だから、公明党はわりに石破首相に好意的なのだが、これが裏目に出ている。つまり、保守派の安倍政権のときは、公明党は適度なブレーキ役としてよい感じだった。平和安全法制のときでも、議論を尽くし、必要な歯止めをかけて成立に貢献した。
ところが、現在の石破政権のもとでは、野党との地道な橋渡しには貢献しているのだが、これは、だからといって票が増えない。たとえば、103万円の壁でも、デタラメな国民民主党案に対して、細かく必要な制度改善を提案し、低コストで狙いを実現したが、一般国民には分かりにくかったし、手柄はいい加減な案を出した国民民主に盗られた。
裏金問題では、自民党がゆるい処罰で逃げようとするのを公明党が厳罰を主張し、ほどほどの協力に留めるのならよかったのだが、岸田・石破首相が最初にやたら厳罰を打ち出し、実際にはそれほどでもないという対応をしたので、公明は出る幕がなかった。
公明党については裏金問題のとばっちりで票を減らしたが、保守派いじめを岸田・石破がして参政党を台頭させなかったら、埼玉、神奈川、愛知で参政党に負けることはなかった。
それに、自民党から離れた票は、残念ながら公明党にはいかないのだ。私も「自民党を今度は罰したいが、自公政権の安定は大事だ」と思う人は、比例で公明党に投票したらと書いていたが、それに応じてくれた人が多くいるとは思っていない。

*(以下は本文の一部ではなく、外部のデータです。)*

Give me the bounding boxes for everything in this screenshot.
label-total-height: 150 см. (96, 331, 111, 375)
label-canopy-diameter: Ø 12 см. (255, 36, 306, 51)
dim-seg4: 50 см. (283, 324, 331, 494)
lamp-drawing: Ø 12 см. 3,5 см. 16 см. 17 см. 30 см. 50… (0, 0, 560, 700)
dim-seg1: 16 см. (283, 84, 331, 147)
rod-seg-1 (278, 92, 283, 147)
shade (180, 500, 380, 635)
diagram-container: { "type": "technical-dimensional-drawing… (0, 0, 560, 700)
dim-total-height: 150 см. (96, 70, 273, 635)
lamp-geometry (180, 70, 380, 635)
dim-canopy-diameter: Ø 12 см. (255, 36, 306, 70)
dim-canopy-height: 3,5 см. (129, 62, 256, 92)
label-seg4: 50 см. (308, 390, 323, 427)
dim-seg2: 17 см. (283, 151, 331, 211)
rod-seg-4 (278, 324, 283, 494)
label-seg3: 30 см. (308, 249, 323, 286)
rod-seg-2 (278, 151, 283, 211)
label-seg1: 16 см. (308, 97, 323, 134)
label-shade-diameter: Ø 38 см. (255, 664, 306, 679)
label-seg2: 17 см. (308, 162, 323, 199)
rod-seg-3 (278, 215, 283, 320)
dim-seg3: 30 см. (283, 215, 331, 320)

選挙応援でも、安倍が公明党候補の応援に入れば、保守派もしぶしぶでも公明候補に入れた。ところが、公明候補に石破が応援に入れば、保守派は参政党に流れた。これが総選挙と参議院選での公明党敗北の大きな原因だ。石破が応援に入ったら、リベラルが公明に投票するのか? 普通はない。新聞が褒めても、投票や当落につながらないと意味がない。
安倍時代の「保守派の自民党首相」と「中道のブレーキ役としての公明党」はベストカップルだったと思うし、高市早苗ほど極端でなくても、保守色のやや強い後継首相に早くしないと、公明党にとっても悪夢が続くと思う。